Thursday, May 16, 2013

John Forbes and Fort Ligonier

While my crew was out in central Pennsylvania not finding a site we could call the Shades of Death Site, some of them visited Fort Ligonier.

This is a reconstructed fort from the Seven Years War, or the French and Indian War as Americans used to call it. It was built during General John Forbes' 1758 campaign to conquer Fort Duquesne on the site of modern Pittsburgh. I find Forbes interesting because I grew up in Virginia, where a huge deal was made of General Braddock's failed 1754 campaign to take the same fort. Braddock bungled everything about his campaign, from diplomacy with Indians to supply to scouting, and as a result his expedition was crushed and he was killed. Yet it seemed like everything was named after him -- Braddock Road, Braddock Mountain, Braddock Auto Parts, with historical markers all over -- all this for an abject failure.

Then Forbes came along and demonstrated that the task was not especially difficult if you went about it methodically. First, he made sure of the support of both Pennsylvania and Virginia. (Braddock had been too high and mighty to do much more than insult colonials. The Virginians were impressed by his aristocratic Britishness, but the Pennsylvanians were furious and refused to help him. The impossible to offend Benjamin Franklin stepped and took over raising supplies in Pennsylvania, but even Franklin could only do so much.) Campaigning in the Roman style, Forbes' men built a chain of forts from their base of supply all the way to Fort Ligonier, which they deemed within attacking range of Fort Duquesne.

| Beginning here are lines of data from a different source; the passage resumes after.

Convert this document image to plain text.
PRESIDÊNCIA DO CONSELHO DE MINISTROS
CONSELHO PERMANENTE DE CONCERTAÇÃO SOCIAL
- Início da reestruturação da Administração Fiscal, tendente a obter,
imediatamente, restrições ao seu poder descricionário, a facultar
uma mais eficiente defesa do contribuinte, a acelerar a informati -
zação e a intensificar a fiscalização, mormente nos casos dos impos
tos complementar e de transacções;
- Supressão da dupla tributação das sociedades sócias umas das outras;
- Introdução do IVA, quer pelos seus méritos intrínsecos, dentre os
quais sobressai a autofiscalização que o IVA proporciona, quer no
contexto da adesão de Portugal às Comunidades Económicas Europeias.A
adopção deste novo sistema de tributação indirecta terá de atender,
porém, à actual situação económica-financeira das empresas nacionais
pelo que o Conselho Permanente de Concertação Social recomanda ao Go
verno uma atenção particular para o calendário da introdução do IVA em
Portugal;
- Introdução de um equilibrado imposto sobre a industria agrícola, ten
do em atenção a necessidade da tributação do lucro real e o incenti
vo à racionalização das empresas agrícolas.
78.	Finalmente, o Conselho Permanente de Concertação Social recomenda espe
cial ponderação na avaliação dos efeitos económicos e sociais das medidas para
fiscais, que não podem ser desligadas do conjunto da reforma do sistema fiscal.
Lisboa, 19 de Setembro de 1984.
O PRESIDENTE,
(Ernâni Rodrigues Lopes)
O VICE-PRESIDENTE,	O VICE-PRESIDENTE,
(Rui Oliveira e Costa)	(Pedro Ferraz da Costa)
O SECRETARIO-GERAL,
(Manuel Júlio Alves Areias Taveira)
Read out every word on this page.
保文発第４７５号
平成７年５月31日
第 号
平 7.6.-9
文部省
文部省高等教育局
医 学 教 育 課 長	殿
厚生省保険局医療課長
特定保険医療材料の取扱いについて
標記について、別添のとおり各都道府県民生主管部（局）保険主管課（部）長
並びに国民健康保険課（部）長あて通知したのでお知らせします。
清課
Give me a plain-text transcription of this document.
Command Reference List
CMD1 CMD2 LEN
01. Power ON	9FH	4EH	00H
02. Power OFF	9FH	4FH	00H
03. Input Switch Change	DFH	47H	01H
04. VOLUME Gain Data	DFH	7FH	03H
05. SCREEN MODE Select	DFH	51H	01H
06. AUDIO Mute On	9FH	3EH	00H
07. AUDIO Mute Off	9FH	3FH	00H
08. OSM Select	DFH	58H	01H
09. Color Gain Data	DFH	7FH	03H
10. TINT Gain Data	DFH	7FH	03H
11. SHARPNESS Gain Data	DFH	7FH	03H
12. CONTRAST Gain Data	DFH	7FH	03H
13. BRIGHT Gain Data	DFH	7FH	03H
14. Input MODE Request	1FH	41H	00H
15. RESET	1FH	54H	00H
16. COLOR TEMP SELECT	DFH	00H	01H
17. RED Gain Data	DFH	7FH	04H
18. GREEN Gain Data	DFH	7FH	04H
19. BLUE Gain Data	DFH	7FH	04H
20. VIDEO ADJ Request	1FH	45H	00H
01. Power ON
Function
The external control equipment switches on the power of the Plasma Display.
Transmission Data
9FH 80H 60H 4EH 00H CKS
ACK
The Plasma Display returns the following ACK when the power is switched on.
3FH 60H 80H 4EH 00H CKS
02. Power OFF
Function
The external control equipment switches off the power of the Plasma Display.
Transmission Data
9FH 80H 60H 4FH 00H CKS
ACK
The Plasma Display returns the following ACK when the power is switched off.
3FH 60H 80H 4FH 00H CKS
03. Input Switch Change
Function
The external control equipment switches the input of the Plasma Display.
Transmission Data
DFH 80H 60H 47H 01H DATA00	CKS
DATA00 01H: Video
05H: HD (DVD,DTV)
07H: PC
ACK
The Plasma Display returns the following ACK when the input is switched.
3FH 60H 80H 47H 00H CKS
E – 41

They cleared a good road, scouted extensively around their route of march, hired a top Indian expert (Conrad Weiser) to manage their diplomacy and handed out a thousand pounds worth of presents. (Braddock had treated the Indians even worse than he treated the Pennsylvanians.) The Indians, watching Forbes' inexorable march across the mountains, decided to take the presents and abandon the French.

The French could also see their doom coming, and they tried to preempt it by assaulting Fort Ligonier on October 12, 1758. As you can see from the photos and the 1760 plan above, the fort was a formidable barrier, and the French suffered a bloody repulse. With Forbes within striking distance and their Indians off hunting in the woods, the French abandoned Fort Duquesne and went back to Canada. Forbes says, in my imagination: And there you have it -- nothing to it, gentlemen. But doesn't he look like the sadistic redcoat from an American movie about the Revolution?

Fort Ligonier was attacked once again in 1766 during Pontiac's rebellion, but it was not take then, either.

The Fort was reconstructed by the Mellons, who once had a summer house in the neighborhood, and it is now operated by a foundation. My friends say the museum is very good, with lots of authentic Seven Years War stuff. If I ever get out there myself, instead of being stuck in the office like I was during this last project, I will definitely pay the fort a visit.